Рома выл. Он кричал, дергая себя за волосы и раскачиваясь взад и вперед, как сумасшедший, впавший в глубокую кататонию.
– Какую иллюзию, дура?! Это же правда была, а не иллюзия!
Василиса хитро ухмыльнулась:
– Я только иллюзии разрушать умею.
Но в тот момент Ромка не понял намека. Расходясь все сильнее, он орал так, что в обычной общаге соседи девушки уже наверняка вызвали бы полицию.
– Но за что?! За что-о-о?! Мы ведь даже незнакомы с тобой!
На лице лисьехвостой появилось беспокойство. Подавшись вперед, она попыталась рукой тронуть парня за локоть, но он успел отпрыгнуть.
– Как это незнакомы? Мы же с тобой очень даже знакомы… Ну, про любовь я выдумала, но в целом…
– Да о чем ты?! – провыл Рома.
– А ты не помнишь? – Василиса растерялась. – Мы же с тобой с год назад переписывались. Про литературу, про букинистику… Кстати! У меня новые книги появились, хочешь покажу?
– Чего?
– Книги! Новые! Показать те…
– Да какие книги… Господи… Почему я-то?..
– А что мне, незнакомых людей выбирать для рассказа? И по какому принципу прикажешь это делать?
Рома жалко всхлипнул и прошептал так тихо, что едва расслышал сам себя:
– Зачем же ты все это?..
Василиса пожала плечами:
– Натура творческая.
Рома замер. Абсурд ситуации достиг своего предела. Подняв на девушку покрасневшие глаза, он выдохнул:
– Слушай, ты…
Что еще сказать демонице, разрушившей его жизнь, он не придумал.
Сидеть на мокрых ступеньках было холодно, но Ромка не уходил. И когда скрипнула, открываясь, дверь, даже не оглянулся.

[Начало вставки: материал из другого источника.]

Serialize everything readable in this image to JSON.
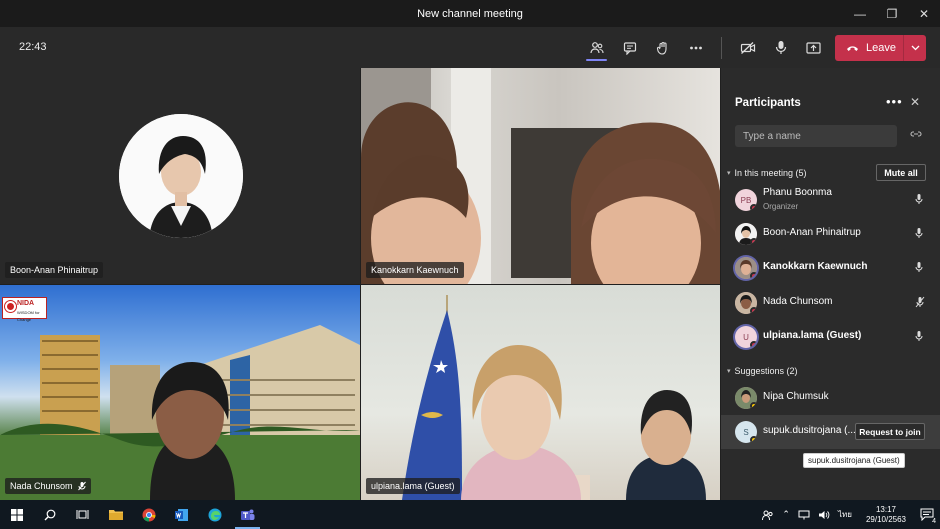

Из этого старого здания могло выйти что угодно, но ему было уже плевать. Хоть черт рогатый, хоть девка хвостатая… Шурша хвостами, легкая на помине лиса уселась рядом с ним, поджав ноги, и положила подбородок на колени:
– Чего сидишь?
Парень покачал головой, потом протянул задумчиво:
– Вот ты мне скажи, я же тебя ненавидеть должен? А чувство такое, будто ты меня спасла…
Василиса усмехнулась:
– Это защитная реакция. Пройдет скоро, поненавидишь всласть.

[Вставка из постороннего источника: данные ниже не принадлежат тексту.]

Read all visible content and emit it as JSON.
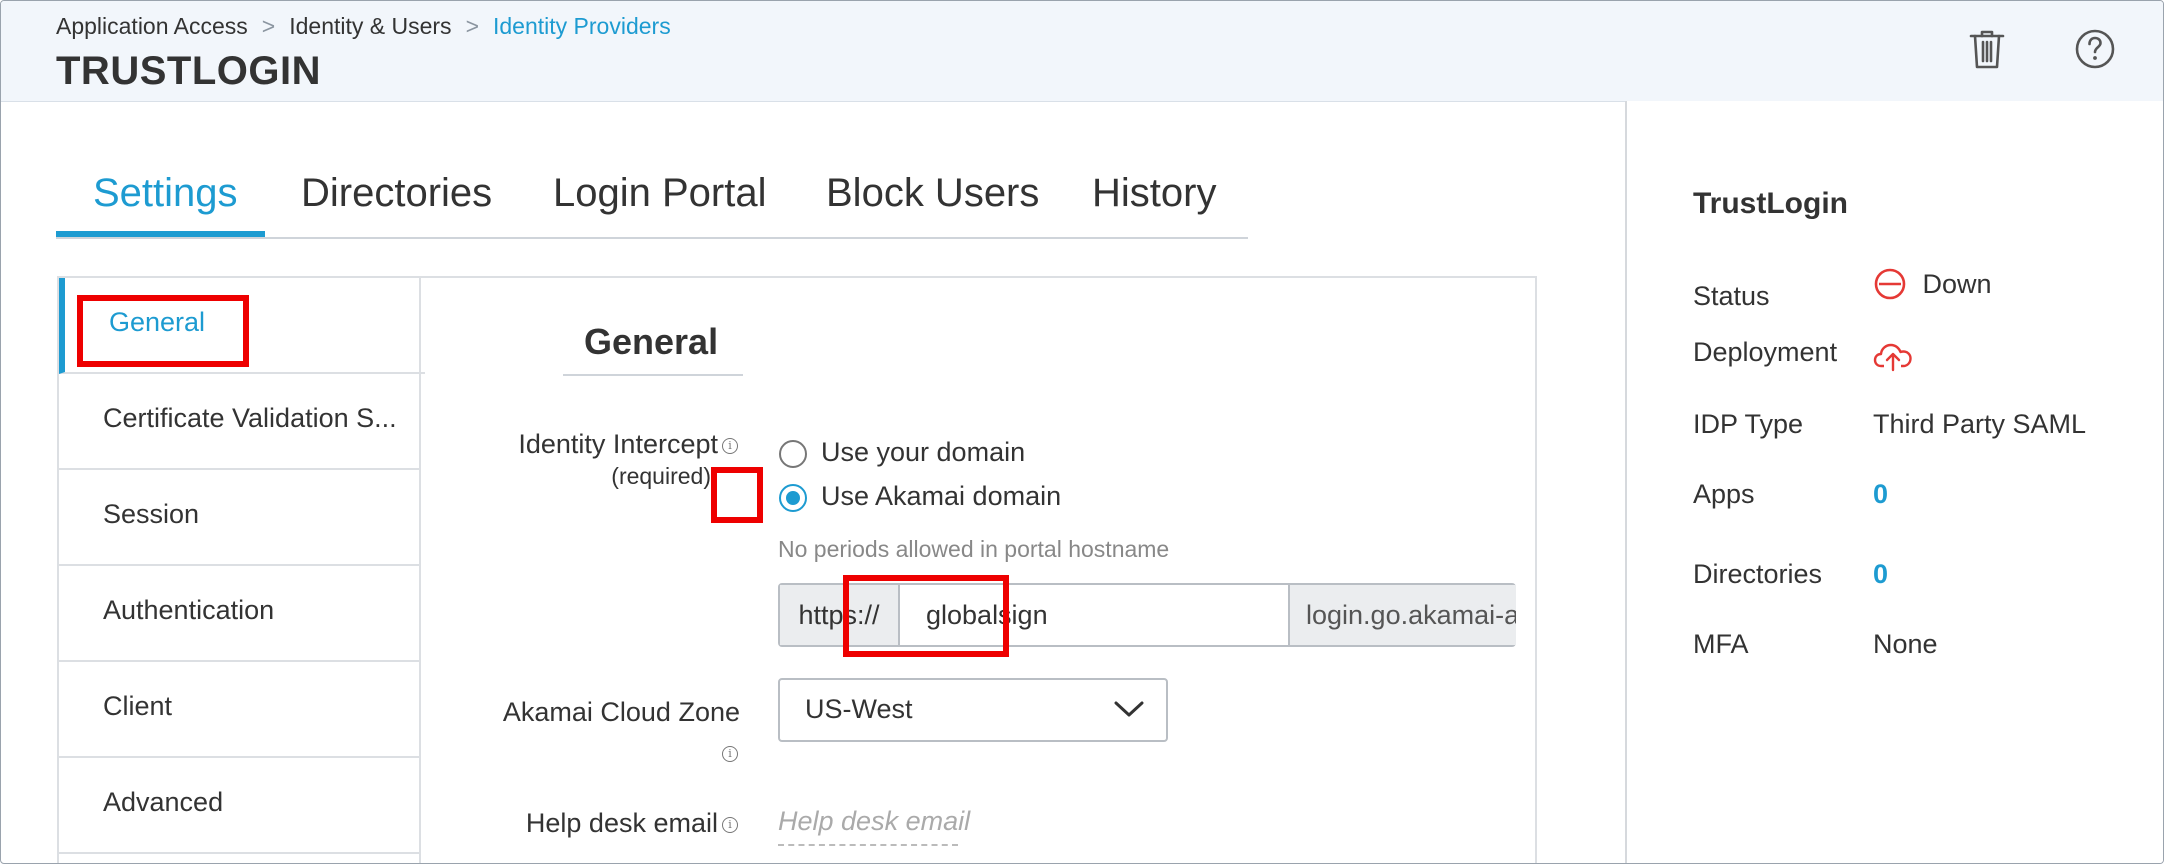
{
  "breadcrumb": {
    "items": [
      "Application Access",
      "Identity & Users",
      "Identity Providers"
    ],
    "separator": ">"
  },
  "page": {
    "title": "TRUSTLOGIN"
  },
  "header_actions": {
    "delete_icon": "trash-icon",
    "help_icon": "help-circle-icon"
  },
  "tabs": [
    "Settings",
    "Directories",
    "Login Portal",
    "Block Users",
    "History"
  ],
  "active_tab": "Settings",
  "side_nav": [
    "General",
    "Certificate Validation S...",
    "Session",
    "Authentication",
    "Client",
    "Advanced"
  ],
  "active_nav": "General",
  "section": {
    "title": "General"
  },
  "identity_intercept": {
    "label": "Identity Intercept",
    "required": "(required)",
    "options": [
      "Use your domain",
      "Use Akamai domain"
    ],
    "selected": "Use Akamai domain",
    "hint": "No periods allowed in portal hostname",
    "prefix": "https://",
    "value": "globalsign",
    "suffix": "login.go.akamai-a..."
  },
  "cloud_zone": {
    "label": "Akamai Cloud Zone",
    "value": "US-West"
  },
  "help_desk": {
    "label": "Help desk email",
    "placeholder": "Help desk email"
  },
  "summary": {
    "title": "TrustLogin",
    "status_label": "Status",
    "status_value": "Down",
    "deployment_label": "Deployment",
    "idp_type_label": "IDP Type",
    "idp_type_value": "Third Party SAML",
    "apps_label": "Apps",
    "apps_value": "0",
    "directories_label": "Directories",
    "directories_value": "0",
    "mfa_label": "MFA",
    "mfa_value": "None"
  },
  "colors": {
    "accent": "#1d9bd1",
    "highlight": "#ee0000",
    "status_down": "#e53935"
  }
}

– Да? – Рома побарабанил пальцами по ступенькам крыльца. – Ну, может. А я про Софу вот думал… Так с ней странно вышло. Она же первой мне написала. Неграмотная – жуть! Какие-то глупости про книги спрашивала. Как про колбасу, я не знаю: «Почем брал?» Я решил – ну дура дурой. И тут вдруг – раз! – я еду в Питер. И у нас с ней любовь. Я даже не понял, как это вышло. А потом случилось… ну, ты случилась. И все. Теперь вообще не понятно ни черта.
Лиса коротко хмыкнула:
– Езжай с родными мирись. Не поминай лихом, все такое.
– Ага… – Молодой человек помолчал еще, задумчиво разглядывая уродливое дерево во дворе Общаги: – По-моему, ты чего-то недоговариваешь.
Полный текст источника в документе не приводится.